Which of course was the point. He remains one of the most honest and empathetic people I’ve ever met, and his brutal and regular insistence that philosophy is about the search for the Truth not a vehicle for clever self-celebration or a tool for reinforcing an unassailable, already-held belief was abstractly branded on me by the end of the semester. The only times he would wreck our shit for real were when we were trying to win a debate or discussion in an underhanded or ungenerous way, and I lost count quickly of the number of times he would pause them to remind us that if we knew of a stronger version of our opponent’s position than the one they were presenting, it was our duty as human beings to respond to that version instead. I still think about his insistence on intellectual generosity and humility on a daily basis, and it’s one of the few things I still hold steadfastly as a direct and personal order.

The Red Book by Carl Jung couldn’t be more different than much of what I read back then, but the work’s effect on me so far has carried some striking similarities. It feels like a 2 ton gorilla loose in my porcelain home looking for food, and its destructive qualities seem to exist outside the scope of conventional morality or institutions. If Rumi’s now-colloquial “out beyond good and evil/there is a field. I’ll meet you there.” is the north star, then The Red Book is a firsthand account of the journey anyone must take to follow it. It is bone-breaking work in places and deep medicine in others, and the slivers of illumination it offers along the way somehow manage to feel both earned and underserved in equal measure.

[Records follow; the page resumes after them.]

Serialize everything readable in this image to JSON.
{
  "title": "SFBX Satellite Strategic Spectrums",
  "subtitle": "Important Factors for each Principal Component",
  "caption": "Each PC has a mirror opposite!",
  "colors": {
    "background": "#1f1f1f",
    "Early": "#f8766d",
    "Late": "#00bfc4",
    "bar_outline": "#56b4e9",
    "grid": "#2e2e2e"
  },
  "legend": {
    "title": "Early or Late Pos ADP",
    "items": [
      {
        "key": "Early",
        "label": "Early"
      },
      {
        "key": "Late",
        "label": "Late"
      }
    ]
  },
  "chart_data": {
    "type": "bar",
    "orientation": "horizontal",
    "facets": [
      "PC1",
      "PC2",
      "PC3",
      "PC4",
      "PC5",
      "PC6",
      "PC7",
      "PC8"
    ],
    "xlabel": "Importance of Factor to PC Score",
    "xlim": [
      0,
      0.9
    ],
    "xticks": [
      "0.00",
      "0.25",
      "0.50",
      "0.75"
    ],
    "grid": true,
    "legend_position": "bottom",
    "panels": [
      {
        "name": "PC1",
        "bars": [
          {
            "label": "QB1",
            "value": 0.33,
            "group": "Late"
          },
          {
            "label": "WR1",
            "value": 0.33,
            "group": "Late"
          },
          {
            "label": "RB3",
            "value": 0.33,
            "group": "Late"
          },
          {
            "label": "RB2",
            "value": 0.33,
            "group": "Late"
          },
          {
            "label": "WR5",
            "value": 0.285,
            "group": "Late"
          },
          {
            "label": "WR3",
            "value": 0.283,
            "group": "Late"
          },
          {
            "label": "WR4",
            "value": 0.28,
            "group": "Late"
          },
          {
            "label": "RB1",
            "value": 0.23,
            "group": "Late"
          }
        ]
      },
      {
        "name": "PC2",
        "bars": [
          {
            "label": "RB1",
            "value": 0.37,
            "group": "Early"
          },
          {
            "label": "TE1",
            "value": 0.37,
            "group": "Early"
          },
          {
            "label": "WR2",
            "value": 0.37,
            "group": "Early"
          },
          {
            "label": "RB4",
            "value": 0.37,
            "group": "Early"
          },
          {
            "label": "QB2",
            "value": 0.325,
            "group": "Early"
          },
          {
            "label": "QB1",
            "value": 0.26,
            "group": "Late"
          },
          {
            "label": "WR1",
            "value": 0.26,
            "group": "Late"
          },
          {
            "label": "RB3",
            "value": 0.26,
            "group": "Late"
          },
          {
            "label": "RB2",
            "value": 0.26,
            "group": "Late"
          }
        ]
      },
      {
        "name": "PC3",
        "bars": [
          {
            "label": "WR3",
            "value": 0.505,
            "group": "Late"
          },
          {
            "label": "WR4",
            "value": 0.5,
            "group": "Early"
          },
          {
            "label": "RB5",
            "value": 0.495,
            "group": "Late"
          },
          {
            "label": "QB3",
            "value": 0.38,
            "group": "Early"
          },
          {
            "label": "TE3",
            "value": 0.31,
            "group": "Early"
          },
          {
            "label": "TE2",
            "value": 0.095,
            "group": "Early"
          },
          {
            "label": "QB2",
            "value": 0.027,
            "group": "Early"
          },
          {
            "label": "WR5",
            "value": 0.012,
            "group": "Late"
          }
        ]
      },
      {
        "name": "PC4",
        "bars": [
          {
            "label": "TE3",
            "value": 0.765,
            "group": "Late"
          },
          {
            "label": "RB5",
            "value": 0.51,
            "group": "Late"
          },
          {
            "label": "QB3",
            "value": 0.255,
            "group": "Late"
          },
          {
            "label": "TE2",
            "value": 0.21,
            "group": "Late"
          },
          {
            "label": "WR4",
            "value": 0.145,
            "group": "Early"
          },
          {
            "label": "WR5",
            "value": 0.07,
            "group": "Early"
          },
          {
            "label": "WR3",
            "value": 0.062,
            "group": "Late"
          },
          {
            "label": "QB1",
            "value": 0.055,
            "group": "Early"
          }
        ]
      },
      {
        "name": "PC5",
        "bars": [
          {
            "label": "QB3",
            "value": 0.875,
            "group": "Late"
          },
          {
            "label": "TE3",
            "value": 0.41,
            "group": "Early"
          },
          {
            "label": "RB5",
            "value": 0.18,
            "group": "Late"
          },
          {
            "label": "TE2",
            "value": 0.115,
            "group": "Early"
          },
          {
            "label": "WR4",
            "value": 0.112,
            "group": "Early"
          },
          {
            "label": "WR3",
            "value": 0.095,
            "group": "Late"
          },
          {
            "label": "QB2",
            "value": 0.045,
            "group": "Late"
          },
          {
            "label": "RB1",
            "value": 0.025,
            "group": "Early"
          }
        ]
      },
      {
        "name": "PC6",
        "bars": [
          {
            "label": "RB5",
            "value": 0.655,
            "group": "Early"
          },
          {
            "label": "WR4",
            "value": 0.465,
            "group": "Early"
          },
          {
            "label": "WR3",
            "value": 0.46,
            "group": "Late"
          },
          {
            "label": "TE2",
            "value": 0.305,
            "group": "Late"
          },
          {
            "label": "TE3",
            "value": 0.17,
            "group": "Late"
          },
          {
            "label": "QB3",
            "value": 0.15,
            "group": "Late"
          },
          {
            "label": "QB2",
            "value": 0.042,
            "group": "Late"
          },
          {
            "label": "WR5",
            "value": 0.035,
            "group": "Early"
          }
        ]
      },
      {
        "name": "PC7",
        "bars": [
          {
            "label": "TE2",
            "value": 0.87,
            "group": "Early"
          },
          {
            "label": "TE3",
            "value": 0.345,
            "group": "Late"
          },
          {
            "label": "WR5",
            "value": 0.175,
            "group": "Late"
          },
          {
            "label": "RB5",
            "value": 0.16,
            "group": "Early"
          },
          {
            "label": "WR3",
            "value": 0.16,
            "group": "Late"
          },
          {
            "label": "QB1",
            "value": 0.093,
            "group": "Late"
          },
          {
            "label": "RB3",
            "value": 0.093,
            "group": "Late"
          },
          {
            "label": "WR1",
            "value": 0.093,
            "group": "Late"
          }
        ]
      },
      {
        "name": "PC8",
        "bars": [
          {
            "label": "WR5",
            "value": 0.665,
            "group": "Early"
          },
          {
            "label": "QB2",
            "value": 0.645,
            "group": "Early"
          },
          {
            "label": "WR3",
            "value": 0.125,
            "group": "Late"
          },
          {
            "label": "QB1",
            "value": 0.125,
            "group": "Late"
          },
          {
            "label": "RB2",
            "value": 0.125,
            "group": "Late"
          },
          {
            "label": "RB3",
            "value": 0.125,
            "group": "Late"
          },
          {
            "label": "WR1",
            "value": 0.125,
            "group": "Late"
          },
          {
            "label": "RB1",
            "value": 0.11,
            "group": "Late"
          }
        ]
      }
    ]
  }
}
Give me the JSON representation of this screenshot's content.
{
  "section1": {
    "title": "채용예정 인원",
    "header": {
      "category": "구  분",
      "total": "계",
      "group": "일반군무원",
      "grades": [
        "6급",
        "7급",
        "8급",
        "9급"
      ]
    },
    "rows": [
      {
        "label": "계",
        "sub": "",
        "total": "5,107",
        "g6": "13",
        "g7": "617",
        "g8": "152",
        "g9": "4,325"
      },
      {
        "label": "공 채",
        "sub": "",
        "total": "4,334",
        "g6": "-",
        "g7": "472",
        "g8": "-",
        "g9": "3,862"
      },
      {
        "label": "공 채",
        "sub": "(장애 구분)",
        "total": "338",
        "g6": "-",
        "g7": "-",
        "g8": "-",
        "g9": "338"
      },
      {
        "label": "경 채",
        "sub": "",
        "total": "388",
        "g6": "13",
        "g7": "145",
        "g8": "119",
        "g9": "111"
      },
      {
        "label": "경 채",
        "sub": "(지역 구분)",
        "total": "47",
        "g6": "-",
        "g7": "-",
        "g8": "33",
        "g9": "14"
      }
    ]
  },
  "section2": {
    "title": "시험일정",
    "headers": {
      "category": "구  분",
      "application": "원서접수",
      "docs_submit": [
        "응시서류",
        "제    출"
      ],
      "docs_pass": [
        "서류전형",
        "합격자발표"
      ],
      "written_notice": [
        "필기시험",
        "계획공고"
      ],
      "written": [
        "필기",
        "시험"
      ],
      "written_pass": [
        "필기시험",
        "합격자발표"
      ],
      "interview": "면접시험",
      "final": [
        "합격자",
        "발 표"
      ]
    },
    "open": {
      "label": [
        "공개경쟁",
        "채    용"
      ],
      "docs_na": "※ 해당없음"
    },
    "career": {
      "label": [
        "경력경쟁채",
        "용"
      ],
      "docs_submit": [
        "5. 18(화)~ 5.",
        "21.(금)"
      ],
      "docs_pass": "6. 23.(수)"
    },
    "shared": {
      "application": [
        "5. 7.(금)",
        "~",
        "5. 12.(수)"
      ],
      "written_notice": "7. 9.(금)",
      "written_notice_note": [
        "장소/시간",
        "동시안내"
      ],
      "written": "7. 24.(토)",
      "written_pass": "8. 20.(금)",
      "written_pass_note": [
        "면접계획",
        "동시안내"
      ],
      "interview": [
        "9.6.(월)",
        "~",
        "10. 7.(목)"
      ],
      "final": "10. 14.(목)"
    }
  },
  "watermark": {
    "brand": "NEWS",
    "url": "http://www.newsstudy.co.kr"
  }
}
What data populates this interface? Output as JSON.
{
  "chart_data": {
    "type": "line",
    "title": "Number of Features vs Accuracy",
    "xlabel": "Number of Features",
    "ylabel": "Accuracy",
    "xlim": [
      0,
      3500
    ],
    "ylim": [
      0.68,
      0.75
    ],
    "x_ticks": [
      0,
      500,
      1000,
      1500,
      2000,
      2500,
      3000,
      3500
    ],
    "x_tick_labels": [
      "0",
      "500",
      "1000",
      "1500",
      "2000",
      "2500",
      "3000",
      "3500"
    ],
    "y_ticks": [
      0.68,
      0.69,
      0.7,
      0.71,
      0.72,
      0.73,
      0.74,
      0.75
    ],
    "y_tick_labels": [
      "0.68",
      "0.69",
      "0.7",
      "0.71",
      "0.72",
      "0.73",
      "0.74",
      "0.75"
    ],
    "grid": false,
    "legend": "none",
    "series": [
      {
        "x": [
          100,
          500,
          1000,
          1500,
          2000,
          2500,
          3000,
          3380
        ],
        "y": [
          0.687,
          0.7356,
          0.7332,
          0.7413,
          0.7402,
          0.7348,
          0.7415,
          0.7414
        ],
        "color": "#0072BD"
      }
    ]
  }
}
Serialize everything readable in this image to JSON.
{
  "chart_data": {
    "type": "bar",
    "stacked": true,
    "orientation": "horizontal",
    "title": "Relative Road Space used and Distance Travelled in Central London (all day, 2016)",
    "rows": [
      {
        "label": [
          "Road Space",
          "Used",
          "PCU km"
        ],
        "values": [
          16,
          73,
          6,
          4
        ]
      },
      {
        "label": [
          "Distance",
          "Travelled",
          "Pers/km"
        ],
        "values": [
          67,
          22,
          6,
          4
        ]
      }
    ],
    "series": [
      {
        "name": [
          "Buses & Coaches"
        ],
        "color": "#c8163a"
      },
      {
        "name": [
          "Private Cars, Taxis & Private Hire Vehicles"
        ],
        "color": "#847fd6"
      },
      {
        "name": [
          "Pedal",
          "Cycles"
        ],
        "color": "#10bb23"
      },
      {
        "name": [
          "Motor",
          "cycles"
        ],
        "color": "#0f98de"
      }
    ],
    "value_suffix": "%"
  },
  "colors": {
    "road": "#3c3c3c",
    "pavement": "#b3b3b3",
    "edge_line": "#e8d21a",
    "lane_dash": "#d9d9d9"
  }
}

In almost every sense, this book feels like the most lucid and awake piece of writing I’ve read in many years. It plunges you into levels of yourself you did not know existed, or perhaps suspected but avoided, with such a generous and hungry intensity that it can start to feel at times like you’ve been lit on fire. And in some sense I think that’s true. But if Dante’s descent into Hell was a pyrotechnic fiesta fueled by the bodies and moral abandonments of his real world enemies, Jung’s work here is volcanic and cavernous and liquid by comparison. This is a journey into the forge of creation, and an exploration of the self that burns even brighter against the backdrop of the first World War it was written within. It makes sense now why Jung asked that it not be published during his lifetime, and it makes sense why it’s been quickly making the rounds through sections of the zeitgeist since its release in 2009. I mention it today because it’s begun to feel like a necessary read for anyone, and honestly if I could afford a copy of it for each of you right now I’d do it. Happy Friday.